Kontakt 7 Microtuning

HuChaaku
HuChaaku Member Posts: 1 Newcomer
edited February 19 in Kontakt

Well Native instruments removed micro tuning a fundamental function. Wonder is this end all be all. I would like them to add this feature back in a near future update.


Bummer

Comments

  • Gee_Flat
    Gee_Flat Member Posts: 906 Guru

    What a vague and obtuse comment. Explain.

    How is it fundamental? I never use it, or am I unaware that it's an underlying element in the instruments I use?

  • meru_es
    meru_es Member Posts: 1 Newcomer

    Explain.

    Microtonal is just as fundamental to microtonal music composers as a guitar is for rock bands.

    Regarding the OP, i assume they mean that Kontakt Factory Library 2 doesn't allow editing (presumably because Native UI is still in closed alpha), which incidentally makes it impossible to load the factory tuning scripts.

    How is it fundamental? 

    For anyone who relies on microtuning scripts (or any custom script at all for that matter), this is a major step backwards compared to the previous factory library (that is no longer obtainable from this website).

    While 12-tone Equal Temperament is prevalent in Western music today... Music from the Renaissance and Baroque eras used meantone temperaments. Other cultures around the globe use radically different tunings (see Maqam, Carnatic music, Gamelan). Electronic music has allowed a lot of microtonal experimentation, from Wendy Carlos through Aphex Twin to the likes of Dolores Catherino and Zhea Erose, there certainly is a "xenharmonic" music scene. There's also other contemporaneous composers like Jacob Collier using just intonation in subtler ways.

    In conclusion:

    I absolutely agree with OP, tuning is fundamental to music and lack of control over it is a bummer. Specially for an instrument that is meant to be an universal sampler.
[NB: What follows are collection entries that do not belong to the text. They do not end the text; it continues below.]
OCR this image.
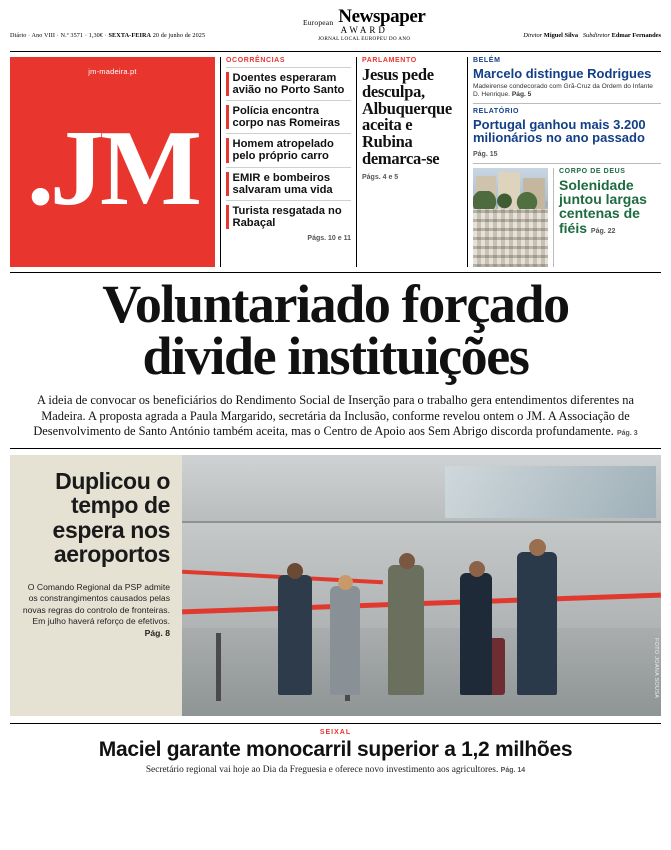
Diário · Ano VIII · N.º 3571 · 1,30€ · SEXTA-FEIRA 20 de junho de 2025
European Newspaper
AWARD
JORNAL LOCAL EUROPEU DO ANO	Diretor Miguel Silva Subdiretor Edmar Fernandes
jm-madeira.pt
.JM
OCORRÊNCIAS
Doentes esperaram avião no Porto Santo
Polícia encontra corpo nas Romeiras
Homem atropelado pelo próprio carro
EMIR e bombeiros salvaram uma vida
Turista resgatada no Rabaçal
Págs. 10 e 11
PARLAMENTO
Jesus pede desculpa, Albuquerque aceita e Rubina demarca-se
Págs. 4 e 5
BELÉM
Marcelo distingue Rodrigues
Madeirense condecorado com Grã-Cruz da Ordem do Infante D. Henrique. Pág. 5
RELATÓRIO
Portugal ganhou mais 3.200 milionários no ano passado Pág. 15
CORPO DE DEUS
Solenidade juntou largas centenas de fiéis Pág. 22
Voluntariado forçado
divide instituições
A ideia de convocar os beneficiários do Rendimento Social de Inserção para o trabalho gera entendimentos diferentes na Madeira. A proposta agrada a Paula Margarido, secretária da Inclusão, conforme revelou ontem o JM. A Associação de Desenvolvimento de Santo António também aceita, mas o Centro de Apoio aos Sem Abrigo discorda profundamente. Pág. 3
Duplicou o tempo de espera nos aeroportos

O Comando Regional da PSP admite os constrangimentos causados pelas novas regras do controlo de fronteiras. Em julho haverá reforço de efetivos. Pág. 8

FOTO JOANA SOUSA
SEIXAL
Maciel garante monocarril superior a 1,2 milhões

Secretário regional vai hoje ao Dia da Freguesia e oferece novo investimento aos agricultores. Pág. 14
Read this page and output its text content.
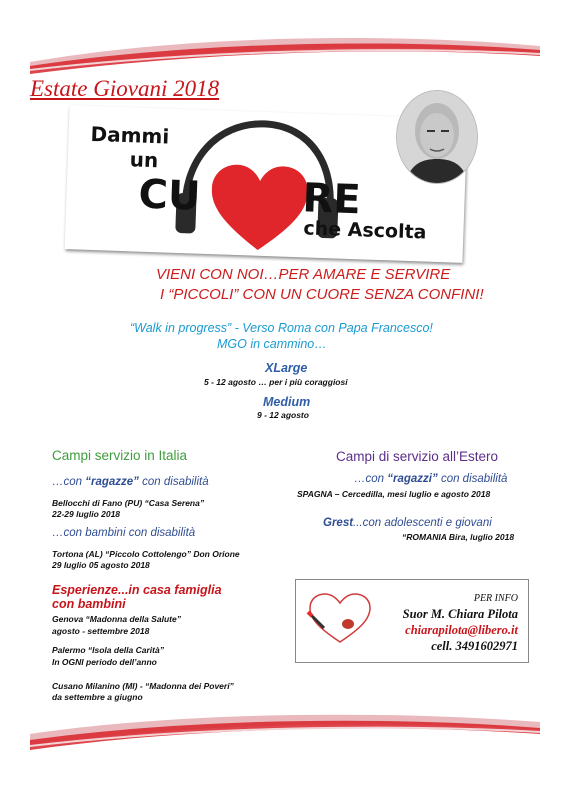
Estate Giovani 2018
Dammi
un
CU	RE
che Ascolta
VIENI CON NOI…PER AMARE E SERVIRE
I “PICCOLI” CON UN CUORE SENZA CONFINI!
“Walk in progress” - Verso Roma con Papa Francesco!
MGO in cammino…
XLarge
5 - 12 agosto … per i più coraggiosi
Medium
9 - 12 agosto
Campi servizio in Italia
…con “ragazze” con disabilità
Bellocchi di Fano (PU) “Casa Serena”
22-29 luglio 2018
…con bambini con disabilità
Tortona (AL) “Piccolo Cottolengo” Don Orione
29 luglio 05 agosto 2018
Esperienze...in casa famiglia
con bambini
Genova “Madonna della Salute”
agosto - settembre 2018
Palermo “Isola della Carità”
In OGNI periodo dell’anno
Cusano Milanino (MI) - “Madonna dei Poveri”
da settembre a giugno
Campi di servizio all’Estero
…con “ragazzi” con disabilità
SPAGNA – Cercedilla, mesi luglio e agosto 2018
Grest...con adolescenti e giovani
“ROMANIA Bira, luglio 2018
PER INFO
Suor M. Chiara Pilota
chiarapilota@libero.it
cell. 3491602971
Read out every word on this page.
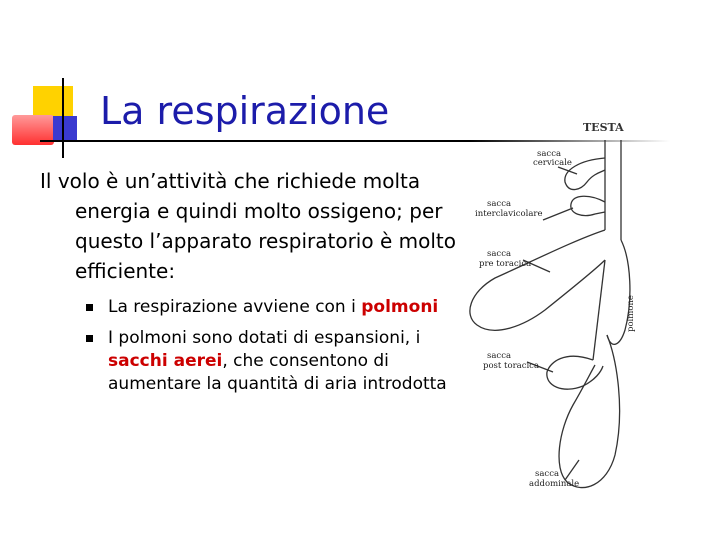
La respirazione
Il volo è un’attività che richiede molta energia e quindi molto ossigeno; per questo l’apparato respiratorio è molto efficiente:
La respirazione avviene con i polmoni
I polmoni sono dotati di espansioni, i sacchi aerei, che consentono di aumentare la quantità di aria introdotta
TESTA
sacca
cervicale
sacca
interclavicolare
sacca
pre toracica
sacca
post toracica
sacca
addominale
polmone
    This is a problem with the new factory library, and all the the libraries that cannot be edited at all. It also is a problem with the libraries where inserting the microtuning script stops the instrument from making sounds - the least thing a musician wants to do mid-session is debugging a script.
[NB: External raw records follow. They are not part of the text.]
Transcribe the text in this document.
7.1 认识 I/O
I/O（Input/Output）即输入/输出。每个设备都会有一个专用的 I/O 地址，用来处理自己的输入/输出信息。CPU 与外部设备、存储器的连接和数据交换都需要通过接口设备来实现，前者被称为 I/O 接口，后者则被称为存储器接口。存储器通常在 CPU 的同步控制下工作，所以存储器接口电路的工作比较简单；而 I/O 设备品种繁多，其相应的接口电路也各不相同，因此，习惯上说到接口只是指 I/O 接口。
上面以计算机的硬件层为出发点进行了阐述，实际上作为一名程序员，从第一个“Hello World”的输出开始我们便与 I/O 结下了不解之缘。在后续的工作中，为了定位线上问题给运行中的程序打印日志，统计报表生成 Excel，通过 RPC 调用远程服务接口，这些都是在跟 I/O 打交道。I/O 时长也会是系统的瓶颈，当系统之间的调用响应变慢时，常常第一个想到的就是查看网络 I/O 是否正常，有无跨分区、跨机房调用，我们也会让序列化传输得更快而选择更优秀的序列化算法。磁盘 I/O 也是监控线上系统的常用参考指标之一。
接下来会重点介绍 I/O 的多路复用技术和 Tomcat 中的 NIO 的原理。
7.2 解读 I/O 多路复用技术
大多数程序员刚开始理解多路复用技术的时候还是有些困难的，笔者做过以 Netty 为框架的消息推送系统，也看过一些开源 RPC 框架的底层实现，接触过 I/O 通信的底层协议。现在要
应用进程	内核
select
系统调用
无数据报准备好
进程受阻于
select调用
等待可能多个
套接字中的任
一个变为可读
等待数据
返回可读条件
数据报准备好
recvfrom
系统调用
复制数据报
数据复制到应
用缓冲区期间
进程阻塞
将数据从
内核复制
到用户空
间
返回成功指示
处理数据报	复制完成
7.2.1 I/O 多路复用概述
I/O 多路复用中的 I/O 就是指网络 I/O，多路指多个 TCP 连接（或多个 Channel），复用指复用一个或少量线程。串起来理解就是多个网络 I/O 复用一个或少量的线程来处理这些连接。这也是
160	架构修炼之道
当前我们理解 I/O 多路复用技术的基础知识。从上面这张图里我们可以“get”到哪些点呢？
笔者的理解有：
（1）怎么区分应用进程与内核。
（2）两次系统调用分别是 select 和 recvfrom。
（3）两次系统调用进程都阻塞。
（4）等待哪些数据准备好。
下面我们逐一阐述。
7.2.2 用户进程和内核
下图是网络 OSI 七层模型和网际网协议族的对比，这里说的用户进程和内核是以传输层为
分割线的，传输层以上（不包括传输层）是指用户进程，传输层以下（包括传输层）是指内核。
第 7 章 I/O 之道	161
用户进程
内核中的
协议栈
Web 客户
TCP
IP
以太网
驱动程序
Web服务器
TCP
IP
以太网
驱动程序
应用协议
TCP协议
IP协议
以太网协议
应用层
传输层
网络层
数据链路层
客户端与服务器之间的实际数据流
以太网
    I think microtonality (or in it's in absence, MPE to enable devices like Abletons' Microtuner and Bitwig's micropitch to work polyphonically) should be given more importance in the Kontakt ecosystem.

  • jwchamb
    jwchamb Member Posts: 2 Newcomer

    Tuning is a fascinating subject which seems to be largely ignored in Western music education. Did you ever wonder why there are 12 notes per octave? Why semitones are multiples of the 12th root of 2? Why the only interval that is perfectly in tune is the octave? Hint: not because it sounds good.

    The harmonic structure of a given instrument can be different for each pitch it produces, as well as being different from other instruments that are sounding at the same time. Microtuning allows access to a wider pallet of of colors of consonance and dissonance. Tuning for a particular harmonic setting can improve the character of a piece of music. For non-western instruments or samples of things that are not normally used as instruments, microtuning can give a more vibrant, authentic, real sound, whereas 12-tET sounds artificial, flat, muzak-like.

    Synthesizers and tuning software are actively being developed and available for download on the internet. Sadly NI seems to have chosen to remain ignorant of this aspect of music.

  • battaglia01
    battaglia01 Member Posts: 1 Newcomer

    It still seems to work here and I'm on NI 7. What has changed? Is the problem that the factory library doesn't let you use scripts?

    For those asking why this is important: gee I dunno, one reason is that not having it is a big "f you" to literally all of the Middle East? This isn't "niche" "experimental" music - go turn on Arab Idol and listen to what they're playing for a few minutes. Without microtuning support you literally can't play any of the music on there in Kontakt. Basically a giant middle finger to 400 million people who all grew up listening to this kind of stuff, and all the musicians from there.